Creating and applying mask...


True

## What's next?

This creates two important variables:

* **indices:** An 1D array of indices for each grid cell, to look up values in the data
* **mask** An 1D array that masks grid cells as true that could find a data point within the defined treshold distance 

In [17]:
resampling.indices

array([   7263,    7263,    7263, ...,  861012,  312140, 1362224])

In [18]:
resampling.mask

array([ True,  True,  True, ...,  True,  True,  True])

Let's add at least the mask to our grid

In [19]:
grid.add_attribute('mask', resampling.mask)

Cannot assign array.
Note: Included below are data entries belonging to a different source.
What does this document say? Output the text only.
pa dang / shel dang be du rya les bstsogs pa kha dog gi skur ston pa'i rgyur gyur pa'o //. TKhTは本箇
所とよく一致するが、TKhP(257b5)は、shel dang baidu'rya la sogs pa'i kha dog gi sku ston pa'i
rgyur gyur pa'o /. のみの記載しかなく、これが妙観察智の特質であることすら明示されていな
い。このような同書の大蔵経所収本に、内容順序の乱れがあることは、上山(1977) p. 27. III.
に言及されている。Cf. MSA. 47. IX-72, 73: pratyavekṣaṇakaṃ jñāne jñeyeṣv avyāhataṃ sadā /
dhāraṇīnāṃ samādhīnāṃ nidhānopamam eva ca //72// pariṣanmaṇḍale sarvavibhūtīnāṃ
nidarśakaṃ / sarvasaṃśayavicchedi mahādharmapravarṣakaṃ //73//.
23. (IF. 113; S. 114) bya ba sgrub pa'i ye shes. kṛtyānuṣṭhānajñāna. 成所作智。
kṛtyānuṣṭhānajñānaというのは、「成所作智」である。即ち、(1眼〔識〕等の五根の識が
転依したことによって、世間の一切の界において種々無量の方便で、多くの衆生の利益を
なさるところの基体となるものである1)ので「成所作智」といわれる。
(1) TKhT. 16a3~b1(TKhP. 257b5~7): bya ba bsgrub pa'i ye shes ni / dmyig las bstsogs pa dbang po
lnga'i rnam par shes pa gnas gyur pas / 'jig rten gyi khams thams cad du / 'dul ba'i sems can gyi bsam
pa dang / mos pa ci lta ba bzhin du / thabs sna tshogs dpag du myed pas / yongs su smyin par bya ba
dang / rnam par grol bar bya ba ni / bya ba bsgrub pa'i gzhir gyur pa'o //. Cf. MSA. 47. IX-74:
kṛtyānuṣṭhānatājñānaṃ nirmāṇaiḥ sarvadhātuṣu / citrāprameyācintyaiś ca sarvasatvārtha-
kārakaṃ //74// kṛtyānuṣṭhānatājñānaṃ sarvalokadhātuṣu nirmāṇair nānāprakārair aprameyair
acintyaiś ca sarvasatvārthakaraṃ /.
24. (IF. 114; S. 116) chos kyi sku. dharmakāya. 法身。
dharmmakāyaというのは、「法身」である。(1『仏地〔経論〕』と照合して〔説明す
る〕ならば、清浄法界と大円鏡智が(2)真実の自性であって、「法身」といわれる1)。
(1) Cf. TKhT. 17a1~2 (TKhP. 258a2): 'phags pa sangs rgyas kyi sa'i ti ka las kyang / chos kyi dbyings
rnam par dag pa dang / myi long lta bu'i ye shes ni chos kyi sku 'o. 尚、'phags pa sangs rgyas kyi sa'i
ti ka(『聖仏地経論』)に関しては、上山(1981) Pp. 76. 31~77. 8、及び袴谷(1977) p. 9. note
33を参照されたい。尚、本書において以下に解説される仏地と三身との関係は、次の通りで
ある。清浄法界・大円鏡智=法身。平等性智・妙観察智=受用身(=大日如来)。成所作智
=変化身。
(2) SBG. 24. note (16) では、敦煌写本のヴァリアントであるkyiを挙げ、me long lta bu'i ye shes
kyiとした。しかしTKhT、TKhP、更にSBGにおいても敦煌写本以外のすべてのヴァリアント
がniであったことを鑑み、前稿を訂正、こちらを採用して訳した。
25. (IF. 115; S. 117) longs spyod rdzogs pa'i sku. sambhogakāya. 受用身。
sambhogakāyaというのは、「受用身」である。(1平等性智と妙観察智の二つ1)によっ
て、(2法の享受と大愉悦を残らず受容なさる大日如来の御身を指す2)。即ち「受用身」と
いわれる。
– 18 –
Model dimensions are: (300, 400, 100)


Yep...

In [20]:
mask = resampling.mask.reshape(grid.dimensions)

In [21]:
grid.add_attribute('mask', mask)

In [22]:
grid.list_attributes()

['X', 'Y', 'Z', 'density', 'mask']

## Example: Map zones to grid

In [23]:
# Map data values to grid cells
grid_zones = data['zone'].values[resampling.indices]

In [24]:
# Use mask to set invalid cells
grid_zones = np.where(resampling.mask, grid_zones, np.nan)

In [26]:
# Add to grid :)
grid.add_attribute('zone', grid_zones.reshape(grid.dimensions))

In [27]:
grid.list_attributes()

['X', 'Y', 'Z', 'density', 'mask', 'zone']

In [29]:
# How to get model for visualization?
grid.get_attribute('zone')

array([[[12., 12., 12., ..., 48., 45.,  9.],
        [12., 12., 12., ..., 45., 45.,  9.],
        [56., 61., 12., ..., 45., 45.,  9.],
        ...,
        [19., 52., 47., ...,  1.,  1., 17.],
        [ 9., 47., 47., ...,  1.,  1., 17.],
        [ 9.,  9.,  9., ..., 64.,  1., 17.]],

       [[ 9., 61., 11., ..., 64., 46., 46.],
        [61., 61., 11., ..., 46., 46., 46.],
        [61., 13., 13., ..., 64., 64., 63.],
        ...,
        [ 0.,  0.,  0., ...,  7., 61., 61.],
        [ 2., 10.,  6., ..., 62.,  7., 32.],
        [55., 55., 55., ..., 62., 56., 32.]],

       [[55., 55., 55., ..., 42., 16.,  6.],
        [32., 32., 32., ..., 16., 16.,  6.],
        [32., 60., 60., ..., 51., 51., 24.],
        ...,
        [64.,  3.,  3., ...,  4., 61., 61.],
        [ 3.,  3.,  3., ..., 15.,  9.,  9.],
        [33., 33., 63., ..., 23., 23.,  9.]],

       ...,

       [[ 5.,  5., 23., ..., 33., 33., 34.],
        [ 5., 24., 23., ..., 51., 51., 34.],
        [24., 24., 45., ..., 51., 34., 34.